In 1989, Dr Novellino assisted the Penan of Sarawak in bringing their complaints to the international level, which led to an international campaign by Friends of the Earth to save the Sarawak forest, and a call to ban the importation of tropical logs from eastern Malaysia to Europe. A few years later, in the Indonesian province of Riau (Sumatra), Dario supported the Orang Batang Sikkai (also known as Sakai) to prepare a formal complaint about the entrance of petrol companies, palm oil plantations and logging concessions in their territory.

But Dr Novellino was convinced that he could do much more if he were equipped with a better understanding of the people and cultures he cared so much about.  He thus studied social anthropology (Master at the School of Oriental and African Studies, University of London, 1995) and environmental anthropology (PhD, University of Kent, 2003). Since then, Dario has supported and works hand-in-hand with indigenous people’s movements and organisations.

In 2013, as an honorary member of the ICCA Consortium, Dr Novellino initially conceptualised and proposed the idea of establishing a dedicated fund for land-rights defenders which is now coming into being under the name ‘SAFE’(Solidarity Action and Fund for the Defenders of the Commons and ICCAs).

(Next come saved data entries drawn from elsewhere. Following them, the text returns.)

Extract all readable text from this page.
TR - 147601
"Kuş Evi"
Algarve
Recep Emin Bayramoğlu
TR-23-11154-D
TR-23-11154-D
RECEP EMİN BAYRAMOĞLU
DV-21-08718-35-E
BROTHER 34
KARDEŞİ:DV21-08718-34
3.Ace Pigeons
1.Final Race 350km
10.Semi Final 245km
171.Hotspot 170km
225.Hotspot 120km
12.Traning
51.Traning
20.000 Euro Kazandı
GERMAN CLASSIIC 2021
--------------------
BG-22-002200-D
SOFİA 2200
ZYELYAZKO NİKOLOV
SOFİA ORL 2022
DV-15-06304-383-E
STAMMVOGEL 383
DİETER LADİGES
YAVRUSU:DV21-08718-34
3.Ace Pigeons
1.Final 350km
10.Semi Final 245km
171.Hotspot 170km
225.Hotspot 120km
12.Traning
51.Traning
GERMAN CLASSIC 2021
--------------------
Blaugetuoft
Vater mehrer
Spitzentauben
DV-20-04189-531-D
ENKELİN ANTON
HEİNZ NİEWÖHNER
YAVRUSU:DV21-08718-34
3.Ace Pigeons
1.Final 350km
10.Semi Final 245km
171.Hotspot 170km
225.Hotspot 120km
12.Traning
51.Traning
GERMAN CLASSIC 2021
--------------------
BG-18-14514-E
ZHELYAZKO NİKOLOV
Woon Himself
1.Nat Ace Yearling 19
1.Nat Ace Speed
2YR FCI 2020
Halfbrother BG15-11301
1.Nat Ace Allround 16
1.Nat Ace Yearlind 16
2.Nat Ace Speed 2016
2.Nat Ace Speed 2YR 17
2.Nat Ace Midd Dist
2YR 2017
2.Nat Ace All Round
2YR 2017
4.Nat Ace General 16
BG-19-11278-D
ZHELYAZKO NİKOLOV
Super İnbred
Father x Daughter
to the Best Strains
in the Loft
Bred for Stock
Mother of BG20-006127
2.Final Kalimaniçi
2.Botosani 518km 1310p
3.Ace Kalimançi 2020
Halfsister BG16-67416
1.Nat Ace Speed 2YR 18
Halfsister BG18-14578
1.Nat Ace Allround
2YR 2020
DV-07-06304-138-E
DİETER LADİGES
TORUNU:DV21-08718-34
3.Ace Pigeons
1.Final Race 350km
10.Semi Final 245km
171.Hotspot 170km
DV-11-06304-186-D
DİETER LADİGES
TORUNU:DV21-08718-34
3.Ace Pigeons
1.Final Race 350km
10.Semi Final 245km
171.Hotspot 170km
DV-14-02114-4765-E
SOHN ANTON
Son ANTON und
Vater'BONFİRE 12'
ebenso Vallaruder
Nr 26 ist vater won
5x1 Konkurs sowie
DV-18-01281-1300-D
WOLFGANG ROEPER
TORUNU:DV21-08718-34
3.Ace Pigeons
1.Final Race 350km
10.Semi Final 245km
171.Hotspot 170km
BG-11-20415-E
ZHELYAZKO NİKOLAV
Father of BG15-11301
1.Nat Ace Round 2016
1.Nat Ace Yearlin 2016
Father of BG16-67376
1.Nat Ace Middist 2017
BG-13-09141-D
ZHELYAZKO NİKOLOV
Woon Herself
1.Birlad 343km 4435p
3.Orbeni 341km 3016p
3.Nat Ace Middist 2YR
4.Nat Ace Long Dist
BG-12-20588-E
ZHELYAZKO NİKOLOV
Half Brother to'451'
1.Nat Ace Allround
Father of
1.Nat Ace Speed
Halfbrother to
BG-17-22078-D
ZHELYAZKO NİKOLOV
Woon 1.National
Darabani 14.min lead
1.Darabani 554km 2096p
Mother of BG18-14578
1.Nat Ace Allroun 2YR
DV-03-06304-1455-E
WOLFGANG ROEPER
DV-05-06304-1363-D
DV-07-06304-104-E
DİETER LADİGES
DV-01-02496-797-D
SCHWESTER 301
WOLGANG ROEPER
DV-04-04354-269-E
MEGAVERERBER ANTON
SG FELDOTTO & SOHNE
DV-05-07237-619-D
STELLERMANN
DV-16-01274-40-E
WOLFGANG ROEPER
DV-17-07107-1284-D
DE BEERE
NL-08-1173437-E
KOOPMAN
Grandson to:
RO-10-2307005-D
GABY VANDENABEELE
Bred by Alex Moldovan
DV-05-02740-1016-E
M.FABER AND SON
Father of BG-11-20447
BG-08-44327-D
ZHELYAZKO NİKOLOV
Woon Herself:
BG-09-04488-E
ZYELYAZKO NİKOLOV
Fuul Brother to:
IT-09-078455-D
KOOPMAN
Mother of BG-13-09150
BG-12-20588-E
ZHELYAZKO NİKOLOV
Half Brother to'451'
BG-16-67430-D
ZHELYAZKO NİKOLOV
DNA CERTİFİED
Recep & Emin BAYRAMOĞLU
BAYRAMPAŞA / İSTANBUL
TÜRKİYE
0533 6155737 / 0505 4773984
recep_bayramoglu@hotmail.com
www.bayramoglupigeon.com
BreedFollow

In recognition of his personal and long-term commitment for indigenous peoples, Dr Novellino has received prestigious awards: the Royal Anthropology Institute’s Urgent Anthropology Fellowship (2007-2009), the Paul K. Feyerabend Award (2013) and the Darrell Posey Fellowship (2014)  

Through his affiliation with the School of Anthropology and Conservation and the Centre for Biocultural Diversity (CBCD) housed there, Dario hopes to facilitate the establishment of meaningful linkages and a better dialogue between ‘practitioners’ (advocates, activists, human rights' defenders, etc) and scholars/researchers working on issues dealing with environmental protection, indigenous people’s rights, international laws and standards, etc.

Research interests

Dr Novellino has carried out extensive research work and published in the fields of ethnobotany, local perceptions of the environment, rock art and technology, natural resources management, dynamics of change, conservation and indigenous rights. His dissertation research, ‘Shamanism and everyday life. An account of personhood, identity and bodily knowledge’, explores the perceived relationship between self and world and the dialectic of knowledge and bodily praxis amongst the Batak of Palawan. 

In addition to his ongoing interest in Palawan and South-east Asia, Dr Novellino continues to investigate the living traditions of the pastoralists of the Aurunci Mountains of Central Italy, and has assisted them to constitute their own legally registered organisation and to assert their claims to grazing land.

As part of his direct engagement in advocacy, Dario continues to study and monitor the impact of oil palm development on the indigenous people of South-east Asia, particularly in Palawan.